Dunhill & O’Brien; Rachel Garfield; Charlotte Ginsborg; Jane Grant; Ansel Krut; Kim Noble; Tim Simmons

A people living under the perpetual menace of war and invasion is very easy to govern. It demands no social reforms. It does not haggle over expenditures on armaments and military equipment. It pays without discussion, it ruins itself, and that is an excellent thing for the syndicates of financiers and manufacturers for whom patriotic terrors are an abundant source of gain - Anatole France.

There is an unspoken aura of anxiousness that permeates modern society: newspaper headlines and 24 hour TV news bulletins report on what appears to be an almost constant, but unspecific, terrorist threat, with governments issuing ever escalating warning levels, all the time encouraging us to be vigilant. However, within the context of the attacks on the World Trade Centre, and the London Tube bombings, there are whispered conspiracies that the US government (particularly with the PATRIOT Act) and the British government are engendering a feeling of fear within the general populace to better able them to control their respective citizens.

Just world order is an exhibition of works in a variety of media by 8 artists (2 working in collaboration) that will examine themes of angst in modern living and the disquiet we often in feel in attempting to find our place and to fit in and how we identify ourselves in relation to others and the places that we live. The title Just world order comes from a lecture given by Austrian philosopher Hans Köchler entitled Karol Wojtyla’s Notion of the Irreducible in Man and the Quest for a Just World Order. Köchler has long worked on the philosophical notion of international relations and is president of the International Progress Organization.

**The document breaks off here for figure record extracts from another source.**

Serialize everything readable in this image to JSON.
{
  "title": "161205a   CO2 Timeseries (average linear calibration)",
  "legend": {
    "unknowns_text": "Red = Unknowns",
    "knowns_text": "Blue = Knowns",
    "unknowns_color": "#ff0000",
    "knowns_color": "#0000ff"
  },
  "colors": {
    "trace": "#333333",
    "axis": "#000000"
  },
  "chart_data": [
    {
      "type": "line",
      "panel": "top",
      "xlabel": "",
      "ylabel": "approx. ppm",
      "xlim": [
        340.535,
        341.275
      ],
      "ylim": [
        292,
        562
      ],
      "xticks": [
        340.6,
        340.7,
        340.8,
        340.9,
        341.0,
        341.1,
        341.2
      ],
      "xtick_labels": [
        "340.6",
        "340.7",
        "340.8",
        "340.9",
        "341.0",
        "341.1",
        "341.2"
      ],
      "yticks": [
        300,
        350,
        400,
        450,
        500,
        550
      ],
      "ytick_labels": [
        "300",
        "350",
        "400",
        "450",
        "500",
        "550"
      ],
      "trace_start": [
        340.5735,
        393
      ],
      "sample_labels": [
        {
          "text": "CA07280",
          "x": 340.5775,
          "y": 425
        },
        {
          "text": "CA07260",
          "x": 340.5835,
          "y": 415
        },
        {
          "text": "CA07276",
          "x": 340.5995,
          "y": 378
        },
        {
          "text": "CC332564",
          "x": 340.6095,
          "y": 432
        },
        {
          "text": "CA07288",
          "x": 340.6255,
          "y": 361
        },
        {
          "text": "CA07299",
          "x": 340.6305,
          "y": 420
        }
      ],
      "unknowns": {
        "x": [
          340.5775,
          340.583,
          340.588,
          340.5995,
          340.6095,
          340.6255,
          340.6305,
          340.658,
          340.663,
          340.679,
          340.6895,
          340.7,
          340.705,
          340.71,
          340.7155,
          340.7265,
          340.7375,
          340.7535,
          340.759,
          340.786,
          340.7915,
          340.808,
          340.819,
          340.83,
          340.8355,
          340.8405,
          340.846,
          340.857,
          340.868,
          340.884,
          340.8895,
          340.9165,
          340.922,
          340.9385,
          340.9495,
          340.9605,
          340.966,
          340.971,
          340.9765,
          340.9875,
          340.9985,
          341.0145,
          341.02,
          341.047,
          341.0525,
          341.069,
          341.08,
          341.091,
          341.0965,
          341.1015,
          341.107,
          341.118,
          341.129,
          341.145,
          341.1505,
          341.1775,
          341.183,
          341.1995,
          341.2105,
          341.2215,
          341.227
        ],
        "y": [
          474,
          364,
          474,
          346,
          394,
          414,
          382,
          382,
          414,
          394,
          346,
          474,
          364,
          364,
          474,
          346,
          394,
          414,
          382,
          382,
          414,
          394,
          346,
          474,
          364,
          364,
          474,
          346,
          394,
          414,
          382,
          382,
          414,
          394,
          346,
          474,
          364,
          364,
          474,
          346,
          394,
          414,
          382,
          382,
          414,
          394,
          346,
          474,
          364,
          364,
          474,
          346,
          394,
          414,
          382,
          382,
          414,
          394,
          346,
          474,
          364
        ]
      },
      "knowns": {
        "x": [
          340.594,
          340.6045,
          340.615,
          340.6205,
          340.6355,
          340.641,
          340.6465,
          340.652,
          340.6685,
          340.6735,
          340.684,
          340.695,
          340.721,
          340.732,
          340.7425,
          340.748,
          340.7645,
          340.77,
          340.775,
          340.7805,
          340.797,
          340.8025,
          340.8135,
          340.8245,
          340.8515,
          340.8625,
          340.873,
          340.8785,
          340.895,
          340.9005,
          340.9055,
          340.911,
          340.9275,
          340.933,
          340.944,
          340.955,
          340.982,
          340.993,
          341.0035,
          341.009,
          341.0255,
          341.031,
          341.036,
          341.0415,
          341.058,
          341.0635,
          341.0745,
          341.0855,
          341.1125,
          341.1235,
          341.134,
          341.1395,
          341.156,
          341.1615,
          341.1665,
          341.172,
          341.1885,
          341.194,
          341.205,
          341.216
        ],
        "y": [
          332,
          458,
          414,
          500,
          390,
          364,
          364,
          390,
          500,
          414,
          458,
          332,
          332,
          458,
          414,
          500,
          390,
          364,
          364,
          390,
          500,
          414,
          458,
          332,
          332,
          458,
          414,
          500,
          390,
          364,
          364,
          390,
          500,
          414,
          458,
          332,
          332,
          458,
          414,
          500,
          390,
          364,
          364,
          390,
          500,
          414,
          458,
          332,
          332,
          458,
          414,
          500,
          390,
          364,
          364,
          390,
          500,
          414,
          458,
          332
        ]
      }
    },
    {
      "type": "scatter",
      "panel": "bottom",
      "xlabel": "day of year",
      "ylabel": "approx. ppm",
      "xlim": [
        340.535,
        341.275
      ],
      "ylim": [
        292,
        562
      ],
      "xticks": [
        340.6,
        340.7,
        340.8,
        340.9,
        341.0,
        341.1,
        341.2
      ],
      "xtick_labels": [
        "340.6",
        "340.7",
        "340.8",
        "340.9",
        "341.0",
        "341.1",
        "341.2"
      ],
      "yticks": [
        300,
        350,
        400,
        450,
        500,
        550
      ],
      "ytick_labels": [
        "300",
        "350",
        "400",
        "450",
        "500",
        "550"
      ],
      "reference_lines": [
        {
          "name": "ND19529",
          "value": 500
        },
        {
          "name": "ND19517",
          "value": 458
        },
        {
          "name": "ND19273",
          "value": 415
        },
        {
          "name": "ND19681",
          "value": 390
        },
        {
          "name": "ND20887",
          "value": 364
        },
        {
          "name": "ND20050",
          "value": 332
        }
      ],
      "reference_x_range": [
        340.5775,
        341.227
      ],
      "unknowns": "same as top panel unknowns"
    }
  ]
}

The exhibition will feature works that embrace displacement, both physical and mental (the latter particularly evident in the deliberately ambiguous title Just world order) and will touch upon aspiration and belonging in human endeavour. There will be no distinct conclusion, but rather an opportunity for discussion within the gallery setting: in essence, the gallery will become an ‘empty vessel’ for the visitor to explore and play out their fears with regards to modern living, and to potentially excise them. Displacement and disorientation are indicative indicators of anxiety with modern society, but embracing, experiencing and understanding what motivates us to fashion such a modern world can, within the context of Just world order, become a wholly cathartic experience.